Dose- and time-dependent apoptosis induced in ADA-deficient T cells by ADA substrates. (A) Bulk T-cell lines were incubated with the indicated concentrations of purine metabolites and cultured for 15 hours (dAdo) or 6 hours (Ado). In time course experiments, T cells were incubated with dAdo (5 mM) or Ado (1 mM) for the indicated period.
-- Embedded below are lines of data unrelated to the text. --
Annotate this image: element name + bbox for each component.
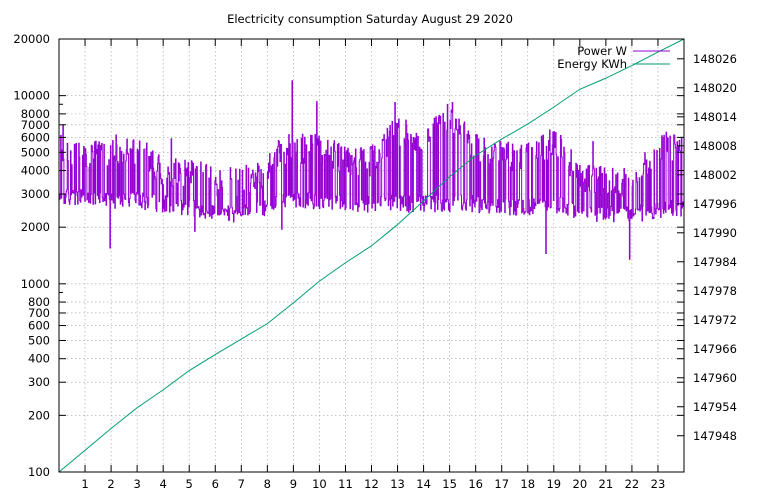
x-tick-label: 5: [186, 477, 193, 491]
y2-tick-label: 147972: [693, 313, 737, 327]
x-tick-label: 15: [442, 477, 457, 491]
y-tick-label: 20000: [13, 32, 50, 46]
y2-tick-label: 148026: [693, 52, 737, 66]
y-tick-label: 100: [28, 465, 50, 479]
x-tick-label: 11: [338, 477, 353, 491]
energy-series-line: [58, 38, 685, 473]
x-tick-label: 19: [546, 477, 561, 491]
grid-layer: [59, 39, 684, 472]
y-tick-label: 700: [28, 306, 50, 320]
y-tick-label: 1000: [21, 277, 50, 291]
x-tick-label: 10: [312, 477, 327, 491]
y-tick-label: 500: [28, 333, 50, 347]
legend: Power W Energy KWh: [557, 44, 670, 71]
x-tick-label: 2: [107, 477, 114, 491]
x-tick-label: 17: [494, 477, 509, 491]
y-tick-label: 6000: [21, 130, 50, 144]
x-tick-label: 9: [290, 477, 297, 491]
y2-tick-label: 148014: [693, 110, 737, 124]
y-tick-label: 5000: [21, 145, 50, 159]
x-tick-label: 6: [212, 477, 219, 491]
y2-tick-label: 147948: [693, 429, 737, 443]
power-series-line: [59, 80, 685, 260]
x-tick-label: 21: [599, 477, 614, 491]
x-tick-label: 14: [416, 477, 431, 491]
x-tick-label: 12: [364, 477, 379, 491]
energy-series-layer: [58, 38, 685, 473]
y-tick-label: 3000: [21, 187, 50, 201]
y2-tick-label: 147954: [693, 400, 737, 414]
y2-tick-label: 147996: [693, 197, 737, 211]
y2-tick-label: 147960: [693, 371, 737, 385]
y-tick-label: 800: [28, 295, 50, 309]
x-tick-label: 23: [651, 477, 666, 491]
y-tick-label: 300: [28, 375, 50, 389]
x-tick-label: 1: [81, 477, 88, 491]
y-tick-label: 10000: [13, 89, 50, 103]
legend-label-power: Power W: [577, 44, 627, 58]
x-tick-label: 7: [238, 477, 245, 491]
x-tick-label: 4: [160, 477, 167, 491]
y-tick-label: 2000: [21, 220, 50, 234]
y2-tick-label: 148002: [693, 168, 737, 182]
x-tick-label: 22: [625, 477, 640, 491]
y2-tick-label: 147978: [693, 284, 737, 298]
y-tick-label: 4000: [21, 164, 50, 178]
y2-tick-label: 147966: [693, 342, 737, 356]
x-tick-label: 3: [133, 477, 140, 491]
y2-tick-label: 147984: [693, 255, 737, 269]
y2-tick-label: 148008: [693, 139, 737, 153]
y-tick-label: 200: [28, 408, 50, 422]
y-tick-label: 7000: [21, 118, 50, 132]
x-tick-label: 8: [264, 477, 271, 491]
x-tick-label: 20: [573, 477, 588, 491]
x-tick-label: 16: [468, 477, 483, 491]
y2-tick-label: 147990: [693, 226, 737, 240]
power-series-layer: [59, 80, 685, 260]
legend-label-energy: Energy KWh: [557, 57, 627, 71]
x-tick-label: 18: [520, 477, 535, 491]
y-tick-label: 8000: [21, 107, 50, 121]
y-tick-label: 600: [28, 319, 50, 333]
y-tick-label: 400: [28, 352, 50, 366]
y2-tick-label: 148020: [693, 81, 737, 95]
chart-title: Electricity consumption Saturday August …: [227, 12, 513, 26]
x-tick-label: 13: [390, 477, 405, 491]
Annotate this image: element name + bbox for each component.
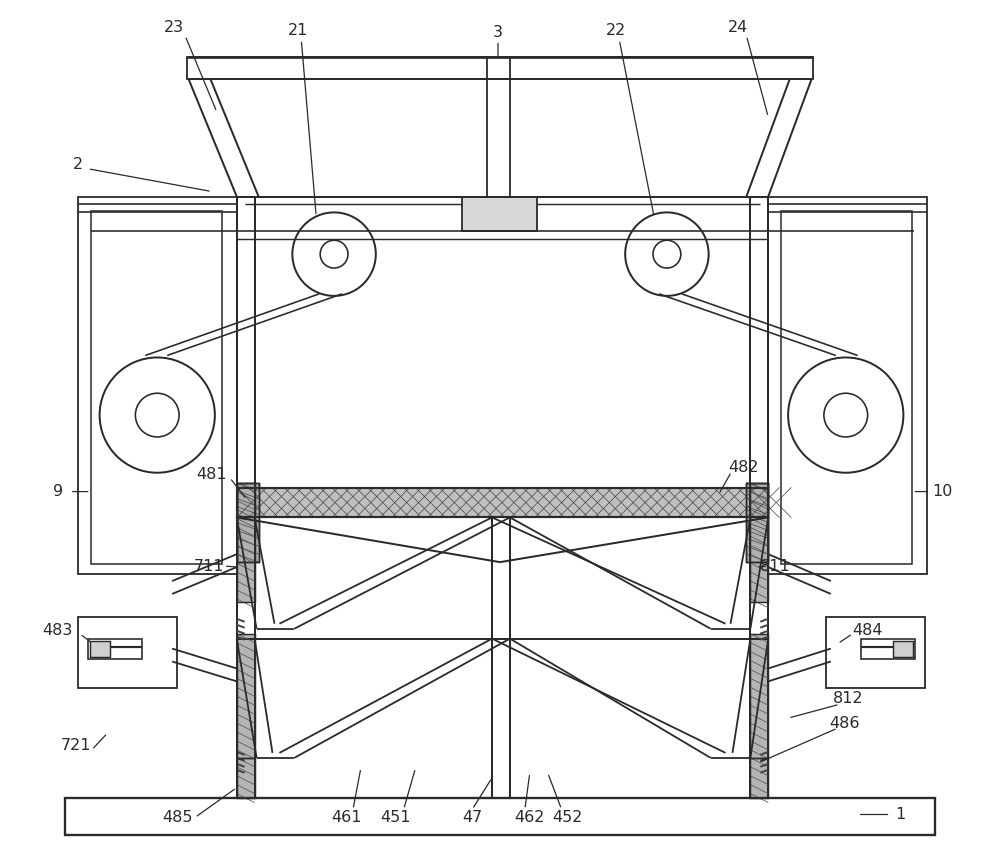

The percentages of early apoptotic cells (annexin V+/PI−) are shown for Pt3 (ADA−/− and GT) and one ND as representative experiment. (B) Bulk T-cell lines from 5 patients (ADA−/− and GT) and 6 NDs were cultured for 15 hours with dAdo (5 mM) or 6 hours with Ado (1 mM) in the absence or presence of the inhibitor of nucleoside transporter, dipyridamole (1 μM). The percentages of annexin V+/PI− cells as mean plus or minus SD are shown. Data are representative of at least 5 independent experiments (**P < .01).